Rep. Matt Gaetz
Rep. Matt Gaetz (R-FL) (Photo: Gage Skidmore)​

A new article featuring Reps. Matt Gaetz (R-Fla.) and Marjorie Taylor Greene (R-Ga.) initially sought to shed light on the "MAGAWorld" and how its top influencers are rising to power. However, it also uncovered something less favorable about the Republican lawmakers.

The report included a reference to former President Donald Trump's autographed message to Gaetz. Ironically, the former president signed it on top of a report about the child sex trafficking case Gaetz is currently up against.

"In a glass display case, there’s a handwritten note from President Trump, scribbled in Sharpie on an article about Gaetz defending himself against a federal sex-trafficking probe involving the transportation of a 17-year-old across state lines. 'Matt, This is Great,” Trump wrote. 'Keep fighting – You will WIN!'”

The initial report, which was published by TIME magazine, was considered to be a "joint profile" of both lawmakers and their influence on the Trump-inspired faction of the Republican Party.

"Gaetz and Greene are the ringleaders of the GOP’s most hard-core, pro-Trump congressional faction, TIME's Molly Ball wrote. "The MAGA Squad, as you might call them, is not a formal caucus, but its numbers are growing—despite the impending departure of one prominent member, Rep. Madison Cawthorn, who lost his North Carolina primary after scandals ranging from insider-trading allegations to lewd videos."

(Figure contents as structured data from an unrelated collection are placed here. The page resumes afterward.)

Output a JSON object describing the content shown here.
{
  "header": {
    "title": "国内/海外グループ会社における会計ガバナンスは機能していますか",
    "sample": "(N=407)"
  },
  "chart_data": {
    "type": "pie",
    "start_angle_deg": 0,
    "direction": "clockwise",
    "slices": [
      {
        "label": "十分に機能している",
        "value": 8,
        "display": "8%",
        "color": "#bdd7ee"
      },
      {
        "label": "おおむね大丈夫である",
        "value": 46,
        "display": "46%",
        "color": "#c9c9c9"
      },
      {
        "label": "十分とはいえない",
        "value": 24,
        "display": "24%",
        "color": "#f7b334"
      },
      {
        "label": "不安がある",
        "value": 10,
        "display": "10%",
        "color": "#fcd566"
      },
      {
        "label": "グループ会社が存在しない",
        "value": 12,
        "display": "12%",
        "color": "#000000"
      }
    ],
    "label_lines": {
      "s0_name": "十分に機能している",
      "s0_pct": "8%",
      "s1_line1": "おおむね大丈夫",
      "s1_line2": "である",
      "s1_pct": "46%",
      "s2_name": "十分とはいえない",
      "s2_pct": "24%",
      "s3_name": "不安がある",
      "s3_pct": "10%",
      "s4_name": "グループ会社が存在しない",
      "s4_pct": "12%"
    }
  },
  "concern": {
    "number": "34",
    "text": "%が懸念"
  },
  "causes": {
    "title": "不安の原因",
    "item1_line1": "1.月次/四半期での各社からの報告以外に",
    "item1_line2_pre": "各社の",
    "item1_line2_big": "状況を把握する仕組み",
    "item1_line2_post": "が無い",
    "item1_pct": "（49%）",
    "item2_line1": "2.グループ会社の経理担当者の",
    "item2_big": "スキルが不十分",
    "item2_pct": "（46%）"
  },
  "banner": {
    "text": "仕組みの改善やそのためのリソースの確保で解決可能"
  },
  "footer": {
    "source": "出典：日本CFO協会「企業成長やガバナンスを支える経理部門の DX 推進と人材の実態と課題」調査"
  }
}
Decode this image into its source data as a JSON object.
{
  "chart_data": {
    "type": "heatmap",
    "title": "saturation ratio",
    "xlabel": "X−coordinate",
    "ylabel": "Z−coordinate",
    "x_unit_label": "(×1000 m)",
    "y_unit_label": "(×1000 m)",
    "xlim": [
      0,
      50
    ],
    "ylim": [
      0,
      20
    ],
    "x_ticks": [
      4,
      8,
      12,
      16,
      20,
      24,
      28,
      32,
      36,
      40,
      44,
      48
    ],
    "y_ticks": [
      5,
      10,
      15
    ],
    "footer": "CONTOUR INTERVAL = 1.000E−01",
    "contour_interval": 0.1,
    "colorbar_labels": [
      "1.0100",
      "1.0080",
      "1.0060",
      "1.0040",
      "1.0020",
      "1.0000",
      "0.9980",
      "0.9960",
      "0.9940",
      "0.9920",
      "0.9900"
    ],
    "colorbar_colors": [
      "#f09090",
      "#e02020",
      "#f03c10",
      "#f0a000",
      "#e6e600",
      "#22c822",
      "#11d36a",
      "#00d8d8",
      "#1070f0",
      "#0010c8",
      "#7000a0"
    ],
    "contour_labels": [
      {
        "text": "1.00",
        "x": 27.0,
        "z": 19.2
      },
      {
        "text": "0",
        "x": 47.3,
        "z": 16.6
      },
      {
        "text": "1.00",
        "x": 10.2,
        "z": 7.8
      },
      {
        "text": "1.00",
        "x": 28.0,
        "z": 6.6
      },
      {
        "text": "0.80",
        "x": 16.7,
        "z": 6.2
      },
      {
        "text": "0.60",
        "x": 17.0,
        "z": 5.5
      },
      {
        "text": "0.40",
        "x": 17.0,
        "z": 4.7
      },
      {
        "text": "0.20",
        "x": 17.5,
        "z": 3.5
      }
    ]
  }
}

As midterm elections approach, Trump-aligned candidates are hoping to gain political traction to push the former president's political agenda; one that consists of ridding the party of those whom Trump describes as "RINOS," Republicans in name only.

Ball added, "MAGA Squad has been cannily building leverage and clout in the halls of Congress. Now, with the primary season in full swing across the country, they’re looking to pad their numbers, recruiting like-minded firebrands in red districts, endorsing and campaigning for fellow insurgents in intra-party contests, and even, in some cases, campaigning against their own colleagues."